I never learned to speak Yiddish. As a child in the 1950s and ‘60s, it was the language of my grandparents, the language that my parents only spoke when they didn’t want me or my brothers to understand what they were talking about (and I don’t think they spoke it when my childhood friend Michael Wex was in the house). And yet, there is something about Yiddish theater and song (and, of course, Yiddish theater songs) that makes me feel very connected to my Jewish heritage.
Adrienne Cooper is one of the Yiddish singers I’ve come to most appreciate over the past 15 years or so. I’ve heard her collaborate with several klezmer bands, and “Ghetto Tango,” her CD of Holocaust-era Yiddish theater and cabaret songs with pianist Zalmen Mlotek, has been a particular favorite.

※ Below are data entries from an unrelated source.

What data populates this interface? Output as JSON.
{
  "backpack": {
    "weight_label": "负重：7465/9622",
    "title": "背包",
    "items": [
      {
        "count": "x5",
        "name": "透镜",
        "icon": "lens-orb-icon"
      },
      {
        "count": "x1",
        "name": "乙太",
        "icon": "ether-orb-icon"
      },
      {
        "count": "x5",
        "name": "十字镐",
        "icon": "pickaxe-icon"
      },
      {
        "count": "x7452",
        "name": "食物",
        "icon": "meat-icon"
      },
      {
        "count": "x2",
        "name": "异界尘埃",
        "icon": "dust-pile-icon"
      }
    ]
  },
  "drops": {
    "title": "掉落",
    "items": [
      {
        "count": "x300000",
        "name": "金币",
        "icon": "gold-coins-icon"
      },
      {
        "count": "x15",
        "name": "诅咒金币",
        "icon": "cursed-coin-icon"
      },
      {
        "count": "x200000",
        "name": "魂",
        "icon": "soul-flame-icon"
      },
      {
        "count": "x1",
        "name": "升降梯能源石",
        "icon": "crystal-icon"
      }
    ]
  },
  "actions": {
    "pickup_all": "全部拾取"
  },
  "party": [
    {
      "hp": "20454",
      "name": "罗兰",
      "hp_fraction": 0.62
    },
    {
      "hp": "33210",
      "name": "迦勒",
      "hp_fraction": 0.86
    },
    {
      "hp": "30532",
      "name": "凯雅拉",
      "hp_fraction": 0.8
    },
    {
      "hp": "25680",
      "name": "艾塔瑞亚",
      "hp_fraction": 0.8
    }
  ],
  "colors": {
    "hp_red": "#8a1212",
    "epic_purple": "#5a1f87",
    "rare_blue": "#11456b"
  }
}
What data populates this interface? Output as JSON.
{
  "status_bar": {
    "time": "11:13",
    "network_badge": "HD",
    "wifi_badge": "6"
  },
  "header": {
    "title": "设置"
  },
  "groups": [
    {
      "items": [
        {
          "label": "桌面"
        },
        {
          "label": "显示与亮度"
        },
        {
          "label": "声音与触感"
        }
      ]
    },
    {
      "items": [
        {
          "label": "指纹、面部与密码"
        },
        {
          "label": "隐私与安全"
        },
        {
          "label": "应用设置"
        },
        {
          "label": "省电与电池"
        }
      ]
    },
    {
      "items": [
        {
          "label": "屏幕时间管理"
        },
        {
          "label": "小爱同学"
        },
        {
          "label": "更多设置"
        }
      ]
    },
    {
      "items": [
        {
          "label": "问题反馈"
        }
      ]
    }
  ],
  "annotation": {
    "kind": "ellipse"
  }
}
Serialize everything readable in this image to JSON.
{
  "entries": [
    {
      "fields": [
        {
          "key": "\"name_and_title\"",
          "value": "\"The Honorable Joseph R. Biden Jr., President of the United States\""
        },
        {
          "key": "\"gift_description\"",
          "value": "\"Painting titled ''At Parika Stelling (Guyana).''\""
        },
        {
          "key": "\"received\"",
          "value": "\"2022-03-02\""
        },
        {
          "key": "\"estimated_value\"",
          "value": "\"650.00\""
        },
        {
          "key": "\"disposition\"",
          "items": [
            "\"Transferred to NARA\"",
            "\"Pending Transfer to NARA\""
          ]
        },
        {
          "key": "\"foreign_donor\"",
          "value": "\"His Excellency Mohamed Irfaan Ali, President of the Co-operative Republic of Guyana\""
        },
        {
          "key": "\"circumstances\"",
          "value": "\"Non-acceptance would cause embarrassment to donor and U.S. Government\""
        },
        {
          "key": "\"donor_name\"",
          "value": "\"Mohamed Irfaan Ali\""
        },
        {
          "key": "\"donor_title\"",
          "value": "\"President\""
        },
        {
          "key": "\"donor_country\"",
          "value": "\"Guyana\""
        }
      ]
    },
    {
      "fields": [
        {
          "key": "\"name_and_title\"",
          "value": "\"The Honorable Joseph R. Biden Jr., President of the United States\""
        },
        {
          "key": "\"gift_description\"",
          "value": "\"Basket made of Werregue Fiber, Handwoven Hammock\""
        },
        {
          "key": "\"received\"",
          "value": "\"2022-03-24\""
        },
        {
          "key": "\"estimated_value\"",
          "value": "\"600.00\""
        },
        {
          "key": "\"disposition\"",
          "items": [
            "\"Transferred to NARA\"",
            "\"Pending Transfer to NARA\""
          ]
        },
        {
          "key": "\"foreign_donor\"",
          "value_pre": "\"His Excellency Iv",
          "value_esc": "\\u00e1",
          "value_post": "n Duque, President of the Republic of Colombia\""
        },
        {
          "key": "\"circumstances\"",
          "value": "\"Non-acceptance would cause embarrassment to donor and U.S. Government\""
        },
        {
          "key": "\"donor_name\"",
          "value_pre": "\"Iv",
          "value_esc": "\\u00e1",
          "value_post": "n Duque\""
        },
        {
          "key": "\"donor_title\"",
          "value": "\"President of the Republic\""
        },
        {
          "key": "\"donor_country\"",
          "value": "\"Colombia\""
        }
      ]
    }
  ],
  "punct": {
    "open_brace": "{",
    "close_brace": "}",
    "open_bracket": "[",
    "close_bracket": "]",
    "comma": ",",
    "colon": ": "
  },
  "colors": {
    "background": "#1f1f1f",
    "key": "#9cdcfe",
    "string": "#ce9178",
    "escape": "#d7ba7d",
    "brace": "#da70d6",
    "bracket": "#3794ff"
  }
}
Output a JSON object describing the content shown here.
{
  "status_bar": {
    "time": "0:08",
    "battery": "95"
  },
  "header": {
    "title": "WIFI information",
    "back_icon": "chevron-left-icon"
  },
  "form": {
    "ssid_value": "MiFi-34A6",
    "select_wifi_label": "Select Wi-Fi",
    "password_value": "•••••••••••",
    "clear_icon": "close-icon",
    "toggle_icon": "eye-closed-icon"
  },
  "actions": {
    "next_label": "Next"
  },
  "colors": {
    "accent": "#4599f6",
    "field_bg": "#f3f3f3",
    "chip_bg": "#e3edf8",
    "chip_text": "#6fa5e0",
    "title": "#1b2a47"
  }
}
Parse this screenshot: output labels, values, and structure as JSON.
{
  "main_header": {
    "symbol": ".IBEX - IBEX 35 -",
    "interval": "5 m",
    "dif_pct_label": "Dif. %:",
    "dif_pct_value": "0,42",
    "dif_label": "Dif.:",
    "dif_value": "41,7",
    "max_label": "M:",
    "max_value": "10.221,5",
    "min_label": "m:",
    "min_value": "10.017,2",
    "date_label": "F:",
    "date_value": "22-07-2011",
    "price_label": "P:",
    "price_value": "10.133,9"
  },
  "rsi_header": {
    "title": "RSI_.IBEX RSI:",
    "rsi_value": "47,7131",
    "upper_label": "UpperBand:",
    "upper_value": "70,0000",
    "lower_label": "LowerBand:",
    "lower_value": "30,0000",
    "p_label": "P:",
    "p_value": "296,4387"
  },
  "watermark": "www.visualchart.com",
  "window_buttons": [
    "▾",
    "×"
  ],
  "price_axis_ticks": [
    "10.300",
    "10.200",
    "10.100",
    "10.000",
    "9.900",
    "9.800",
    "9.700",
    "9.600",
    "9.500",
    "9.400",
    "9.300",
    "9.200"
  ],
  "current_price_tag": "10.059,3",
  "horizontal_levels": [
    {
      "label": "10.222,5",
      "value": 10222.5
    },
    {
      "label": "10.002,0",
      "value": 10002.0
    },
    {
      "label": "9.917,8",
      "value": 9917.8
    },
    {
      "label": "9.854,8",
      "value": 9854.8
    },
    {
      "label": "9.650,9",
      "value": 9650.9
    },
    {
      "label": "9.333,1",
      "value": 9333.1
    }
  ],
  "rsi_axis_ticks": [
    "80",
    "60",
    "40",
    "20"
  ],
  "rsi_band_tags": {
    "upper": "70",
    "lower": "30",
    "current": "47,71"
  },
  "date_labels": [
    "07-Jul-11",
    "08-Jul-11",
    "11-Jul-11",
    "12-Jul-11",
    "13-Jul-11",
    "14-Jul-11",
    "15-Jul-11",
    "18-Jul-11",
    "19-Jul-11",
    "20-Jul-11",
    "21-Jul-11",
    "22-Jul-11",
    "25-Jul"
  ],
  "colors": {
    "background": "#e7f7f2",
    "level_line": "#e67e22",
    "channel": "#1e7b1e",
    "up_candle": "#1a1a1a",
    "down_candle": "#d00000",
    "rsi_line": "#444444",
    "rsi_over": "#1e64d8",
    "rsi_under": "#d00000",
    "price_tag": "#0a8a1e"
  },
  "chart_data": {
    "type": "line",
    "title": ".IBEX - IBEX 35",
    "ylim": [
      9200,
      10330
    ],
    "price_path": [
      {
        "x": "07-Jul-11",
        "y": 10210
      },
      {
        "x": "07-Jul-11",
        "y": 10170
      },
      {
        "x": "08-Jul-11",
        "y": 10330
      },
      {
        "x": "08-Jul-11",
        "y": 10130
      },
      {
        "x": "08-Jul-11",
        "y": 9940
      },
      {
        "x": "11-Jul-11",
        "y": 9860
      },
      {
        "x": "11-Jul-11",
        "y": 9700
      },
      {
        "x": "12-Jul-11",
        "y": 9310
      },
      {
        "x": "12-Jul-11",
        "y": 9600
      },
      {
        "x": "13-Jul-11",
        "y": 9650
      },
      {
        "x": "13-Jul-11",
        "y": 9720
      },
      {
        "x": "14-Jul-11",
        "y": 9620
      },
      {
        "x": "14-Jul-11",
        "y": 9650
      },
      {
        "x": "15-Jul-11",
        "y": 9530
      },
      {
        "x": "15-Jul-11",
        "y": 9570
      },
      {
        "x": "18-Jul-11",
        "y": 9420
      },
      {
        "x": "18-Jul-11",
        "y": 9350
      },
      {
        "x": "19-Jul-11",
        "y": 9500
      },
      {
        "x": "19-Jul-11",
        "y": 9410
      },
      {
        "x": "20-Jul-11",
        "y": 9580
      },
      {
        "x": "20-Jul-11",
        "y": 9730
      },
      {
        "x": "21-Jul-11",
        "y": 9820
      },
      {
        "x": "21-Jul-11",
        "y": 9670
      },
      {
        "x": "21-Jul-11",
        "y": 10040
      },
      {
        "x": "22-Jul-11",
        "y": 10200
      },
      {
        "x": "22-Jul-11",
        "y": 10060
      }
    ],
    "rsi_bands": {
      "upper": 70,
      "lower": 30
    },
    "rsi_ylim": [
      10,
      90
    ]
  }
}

While “Ghetto Tango” was a masterful look back at a previous era, Cooper’s new album, “Enchanted: A New Generation of Yiddish Song,” is a project that is very much of these times. Newly written songs along with re-imagined versions of older songs are presented in a postmodern variety of seemingly disparate, yet somehow seamless musical styles, including jazz, rock, pop, cabaret, klezmer and folk. It is an album that, on one track, reaches back to Cooper’s mother and grandparents, and, on several others, reaches forward to her daughter’s generation.